TWK Cacat Administrasi, Ombudsman: 75 Pegawai Harus Dialihkan Jadi ASN
Gedung KPK/VOI

Bagikan:

JAKARTA - Ombudsman RI menyampaikan langkah korektif untuk Komisi Pemberantasan Korupsi (KPK) dan Badan Kepegawaian Negara (BKN). 

Hal ini menyusul adanya temuan cacat atau maladministrasi dalam Asesmen Tes Wawasan Kebangsaan (TWK) sebagai syarat alih status pegawai KPK.

Salah satu langkah korektif tersebut adalah meminta 75 pegawai KPK yang dinyatakan tak lulus TWK tetap dialihkan statusnya menjadi ASN. 

Tindakan ini merujuk Undang-Undang KPK, Peraturan Pemerintah (PP) Nomor 41 Tahun 2020, pertimbangan Mahkamah Konstitusi (MK) terkait uji materi UU KPK, dan pernyataan Presiden Joko Widodo.

"Sebagaimana kemudian ditemukan (ORI) dalam proses pelaksaan asesmen, maka terhadap 75 pegawai tersebut dialihkan statusnya menjadi pegawai ASN sebelum tanggal 30 Oktober 2021," kata Anggota Ombudsman RI Robert Na Endi Jawen dalam konferensi pers penyampaian hasil akhir pemeriksaan aduan pegawai KPK yang ditayangkan secara daring, Rabu, 21 Juli.

Tindakan berikut yang harus dilakukan KPK adalah memberikan penjelasan kepada pegawai perihal konsekuensi TWK dalam bentuk dokumen yang sah.
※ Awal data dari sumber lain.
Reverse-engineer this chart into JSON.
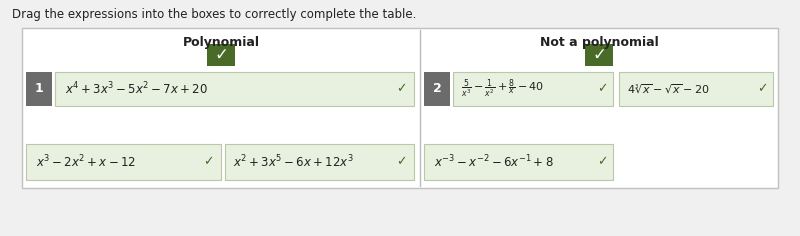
{
  "title_text": "Drag the expressions into the boxes to correctly complete the table.",
  "bg_color": "#f0f0f0",
  "panel_bg": "#ffffff",
  "cell_bg": "#e8f0df",
  "label_bg": "#6b6b6b",
  "check_bg": "#4a6b28",
  "border_color": "#b0b8a8",
  "text_color": "#222222",
  "check_color": "#4a6b28",
  "white": "#ffffff",
  "poly_label": "Polynomial",
  "not_poly_label": "Not a polynomial",
  "check": "✓",
  "num1": "1",
  "num2": "2",
  "expr1": "$x^4 + 3x^3 - 5x^2 - 7x + 20$",
  "expr2": "$\\frac{5}{x^3} - \\frac{1}{x^2} + \\frac{8}{x} - 40$",
  "expr3": "$4\\sqrt[3]{x} - \\sqrt{x} - 20$",
  "expr4": "$x^3 - 2x^2 + x - 12$",
  "expr5": "$x^2 + 3x^5 - 6x + 12x^3$",
  "expr6": "$x^{-3} - x^{-2} - 6x^{-1} + 8$"
}
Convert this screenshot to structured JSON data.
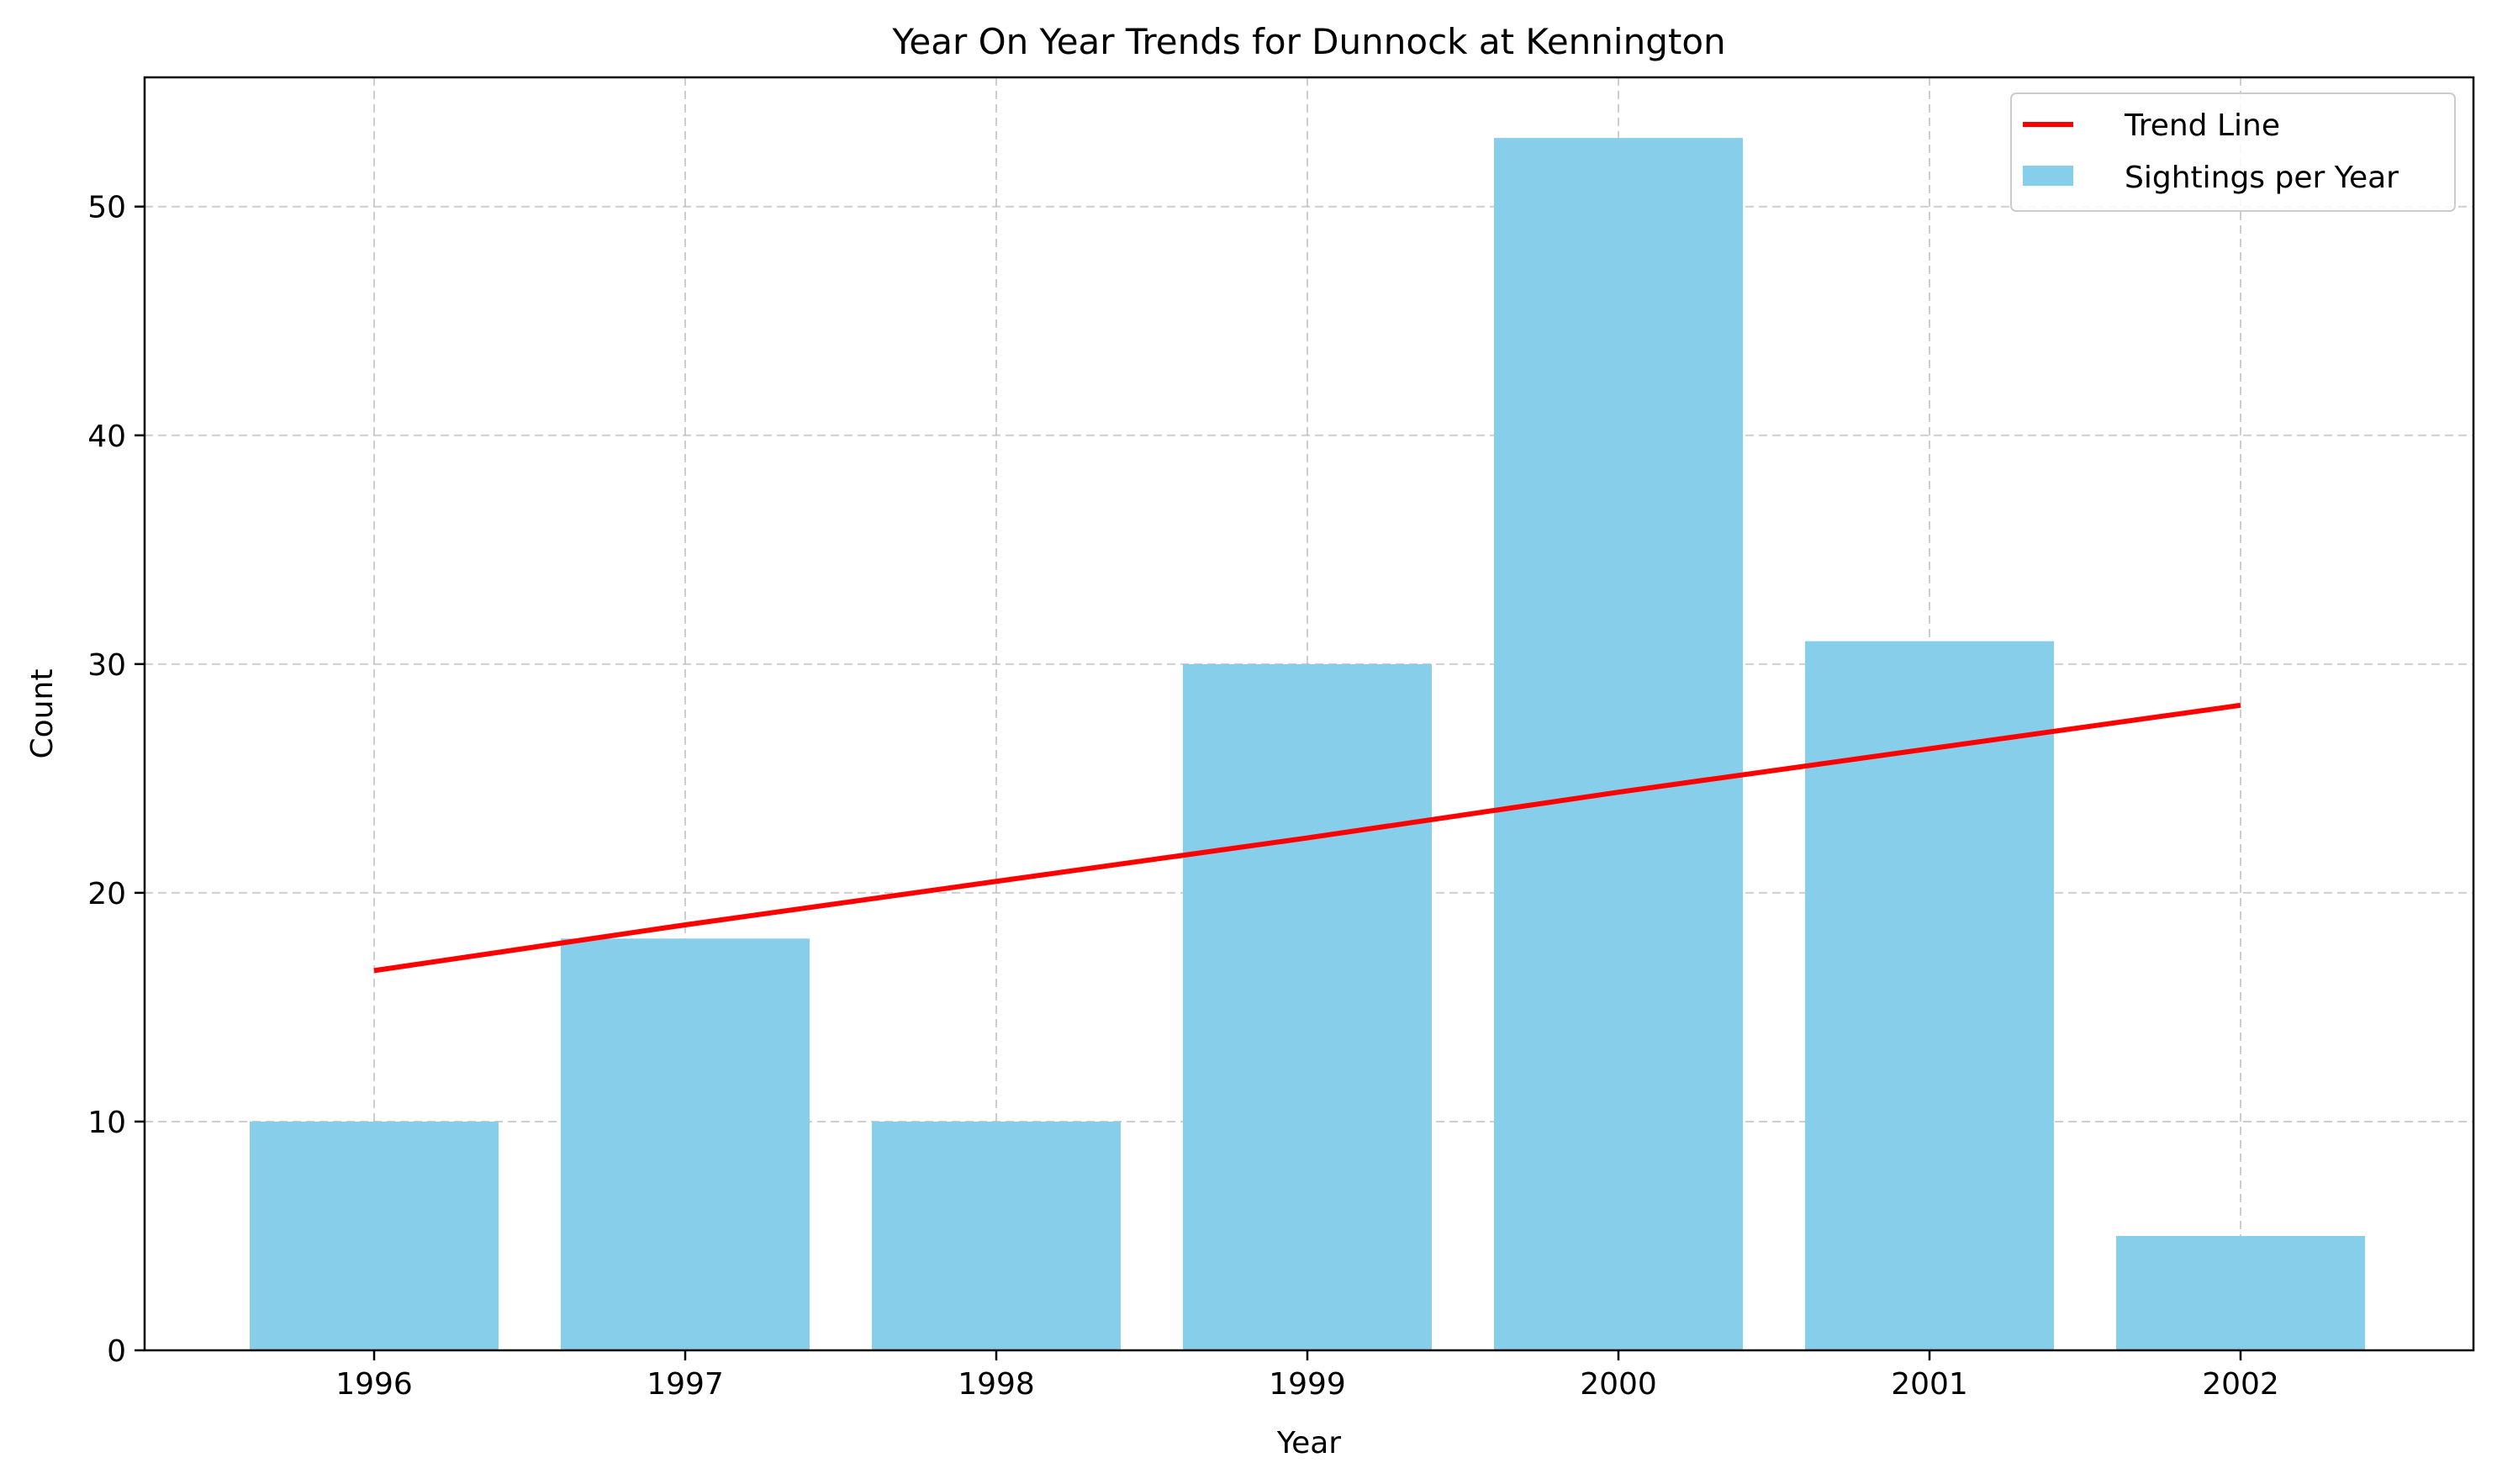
{
  "chart_data": {
    "type": "bar",
    "title": "Year On Year Trends for Dunnock at Kennington",
    "xlabel": "Year",
    "ylabel": "Count",
    "categories": [
      "1996",
      "1997",
      "1998",
      "1999",
      "2000",
      "2001",
      "2002"
    ],
    "series": [
      {
        "name": "Sightings per Year",
        "kind": "bar",
        "color": "#87CEEB",
        "values": [
          10,
          18,
          10,
          30,
          53,
          31,
          5
        ]
      },
      {
        "name": "Trend Line",
        "kind": "line",
        "color": "#FF0000",
        "values": [
          16.6,
          18.6,
          20.5,
          22.4,
          24.4,
          26.3,
          28.2
        ]
      }
    ],
    "ylim": [
      0,
      55.65
    ],
    "yticks": [
      0,
      10,
      20,
      30,
      40,
      50
    ],
    "grid": true,
    "legend_position": "top-right"
  }
}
Termasuk hasil asesmen tiap pegawai.

Alasannya, jika asesmen disebut sebagai alat untuk mengukur seseorang maka pihak yang menjalankan tes tersebut harus mengetahui hasilnya. Tujuannya, agar perbaikan bisa dilakukan oleh para pegawai berdasarkan hasil yang ada.

Robert mengatakan langkah korektif ini disampaikan agar hasil TWK menjadi masukan untuk perbaikan dan tidak menjadi dasar memberhentikan 75 pegawai KPK. "Terhadap pegawai KPK yang dinyatakan TMS diberikan kesempatan untuk memperbaiki melalui pendidikan kedinasan tentang wawasan kebangsaan," ungkapnya.

Berikutnya, Ombudsman RI juga menyampaikan langkah korektif yang harus dilakukan BKN. Langkah tersebut di antaranya menelaah aturan yang ada dan menyusun peta jalan terkait mekanisme, instrumen, dan penyiapan asesor terhadap peralihan status pegawai menjadi ASN.

Berbagai langkah tersebut, kata Robert, diharap dapat dilakukan oleh pimpinan kedua lembaga. Dua lembaga tersebut diberikan waktu selama 30 hari untuk merespons dan akan dilaksanakan monitoring dari Ombudsman.

Jika dalam 30 hari langkah korektif ini tak dilakukan maka Ombudsman akan memberikan rekomendasi yang harus dilaksanakan dalam waktu 60 hari dan tak ada perpanjangan waktu lagi.

Apabila dua langkah itu tidak dijalankan KPK dan BKN maka Presiden Joko Widodo (Jokowi) disarankan mengambil alih kewenangan pejabat pembina kepegawaian Komisi Pemberantasan Korupsi (KPK).

Selain saran ambil alih, ORI menilai Jokowi perlu juga membina Ketua KPK, Firli Bahuri; Kepala BKN, Bima Haria Wibisana; Menteri Hukum dan HAM, Yasonna Laoly; Kepala Lembaga Administrasi Negara (LAN), Adi Suryanto; dan Pendayagunaan Aparatur Negara dan Reformasi Birokrasi, Tjahjo Kumolo.

"Presiden perlu melakukan pembinaan terhadap Ketua KPK, Kepala BKN, Kepala LAN, Menkumham serta Menpan RB bagi perbaikan kebijakan dan administrasi kepegawaian yang berorientasi kepada asas-asas tata kelola pemerintahan yang baik," tegas Robert.

Presiden Jokowi, sambung Robert, juga diminta melakukan monitoring kepada BKN khususnya terkait penyusunan peta jalan manajemen kepegawaian, khususnya mekanisme, instrumen, dan penyiapan asesor peralihan status pegawai menjadi ASN di masa depan.

Meski begitu, Ombudsman berharap saran ini tidak sampai ke Presiden Jokowi. "Jika tidak, maka kemudian akhirnya ini kembali kepada Presiden sebagai pemangku tertinggi kekuasaan administrasi pemerintah, kekuasan eksekutif dan PPK (pejabat pembinaan kepegawaian) tertinggi secara nasional," pungkasnya.